Recently, I saw two films directed by Polanski that I hadn’t seen before. The first one, which I saw last night, was Chinatown. As a neo-noir film, it exhibits the typical qualities of a story set in a world of all-powerful mafias and profoundly corrupt police. Critics have rightfully seen it as a major milestone in U.S. cinema: it has all the qualities of a very entertaining but also deeply serious narrative, both visually and textually. It reveals the power of corruption like few other movies do and, of course, ends on a correspondingly desolate note.
The second film, which I saw several days ago, was The Ninth Gate. It tells of the book-dealer Dean Corso and the rich rare-book collector Mr. Balkan who hires Corso to investigate a very sinister book. The tome supposedly exists in only three copies, and allows its reader to summon the Devil (Lucifer, Satan, etc.). The premise itself looks like an invitation for comedy, but the viewer sooner or later discovers that no comic effect is intended. Instead, Corso manages to discover the secret of the three copies, and to presumably meet Lucifer at the end of the film. What the movie betrays even to a person casually watching it is that all the characters are obsessed with the power the book can purportedly grant – even Corso, who is essentially only in for the money. Nothing is sacred, and nothing is unthinkable in order to possess the book; murder becomes a trivial matter if it leads to acquiring the object of power, or any substantial knowledge about it.
I do not know the film’s source – the book upon which it has been based, but I definitely see some parallels between the film’s messages and Polanski’s behaviour in the rape case. The director does not seem to be a mafioso who plans his crimes thoroughly; nor does he look like a criminally insane person. Nevertheless, I think he carries a madness that is very visible everywhere these days: the madness of power. Of the conviction that one can do anything if they are rich enough; of the persuasion that one can do things simply because one can, simply because one is empowered, and also get away with it.
Rape is one of the most disgusting crimes I can think of. It destroys the life of the victim and leaves them in a constant state of fear and horror. It makes every step they take one of essential, inescapable uncertainty, and of pain. There is no excuse for this crime. It leaves a rotten stain so enormous on the soul and mind of the perpetrator that nothing can ever remove it; the rapist must suffer not only the judicial punishment, but also the dissolution of their personality under the acid of the crime – and that is one acid that remains inside for life. One cannot accept that someone might believe such a crime is insignificant – unless that someone does not believe in the sacredness of life itself. And, unfortunately, that might be something we could claim about Polanski, especially after his experiences as a small boy in Nazi-occupied Poland, and certainly after the brutal murder of his pregnant wife Sharon Tate in 1969. The director himself stated in his autobiography that the murder replaced any remnants of religious faith he had with a “faith in the absurd”.
So why do we hear all this noise about his recent arrest?
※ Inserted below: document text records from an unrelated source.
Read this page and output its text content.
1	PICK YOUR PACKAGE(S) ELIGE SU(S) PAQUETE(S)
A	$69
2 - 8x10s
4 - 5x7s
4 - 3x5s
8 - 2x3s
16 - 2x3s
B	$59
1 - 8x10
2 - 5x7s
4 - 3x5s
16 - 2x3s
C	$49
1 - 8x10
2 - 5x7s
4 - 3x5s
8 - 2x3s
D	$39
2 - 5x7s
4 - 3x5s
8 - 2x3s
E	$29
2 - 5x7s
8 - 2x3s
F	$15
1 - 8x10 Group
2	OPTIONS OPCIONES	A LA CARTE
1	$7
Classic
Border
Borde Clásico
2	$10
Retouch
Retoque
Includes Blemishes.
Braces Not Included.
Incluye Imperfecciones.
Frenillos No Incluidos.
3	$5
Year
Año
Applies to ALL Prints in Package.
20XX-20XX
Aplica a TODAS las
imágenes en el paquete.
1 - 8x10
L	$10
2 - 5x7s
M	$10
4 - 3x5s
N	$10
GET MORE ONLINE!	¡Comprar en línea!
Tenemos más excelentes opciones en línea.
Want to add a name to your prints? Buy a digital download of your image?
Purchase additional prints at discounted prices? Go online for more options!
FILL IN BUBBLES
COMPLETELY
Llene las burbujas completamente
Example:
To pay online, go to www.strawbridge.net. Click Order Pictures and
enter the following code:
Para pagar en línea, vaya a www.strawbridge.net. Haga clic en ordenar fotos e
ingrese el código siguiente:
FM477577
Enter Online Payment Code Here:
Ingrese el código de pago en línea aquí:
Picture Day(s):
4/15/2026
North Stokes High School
He is obviously a deeply disturbed person, someone whose world-view is irreparably tainted, and someone who finds solace and some resemblance of sense only in film-making. Yes, he must be sentenced, and incarcerated, and so on, and so forth. But why all the fuss around that? Is it not something we all agree upon? Is it not something logical, accepted long ago?
The reason behind the media explosion over this lies elsewhere. As Jonas (linking to WSWS) pointed out, catching an individual criminal will divert the attention of the public from all other criminals who work together to fill their bellies while that same public is suffering. As we all know, the USA is spending hundreds of billions of dollars to rescue failing financial institutions that have spun way out of control because of their greed. Do those people get caught, tried, and sentenced? Not really. They pay themselves hundreds of millions in bonuses even now (via BoingBoing). The media owned by corporations distracts the public with a criminal who committed one crime more than 30 years ago; even the victim of the crime said she wished for an end of the whole hunting-in-wait because her private life suffers from it. So that is why lots of people are filing their teeth as if they were wolves that have caught a lamb. Meanwhile, the big financial fish continue swimming and slipping away, unperturbed. They are joined by illegal wiretappers, war criminals, and many others. For how long? No one can tell.
Polanski may be extradited, tried again, and sentenced. But what exactly will that sentence be for someone who has been, in a sense, hiding for the last thirty years? That question remains to be answered by the great legal minds who do not want to consider the victim’s position. As a ploy for distraction from the perpetrators of the US financial disaster, of the illegal wiretapping, of war crimes, however: this seems to be working very well. Great journalistic spirit. Serious reporting work. Bravo. Q. W3ary out.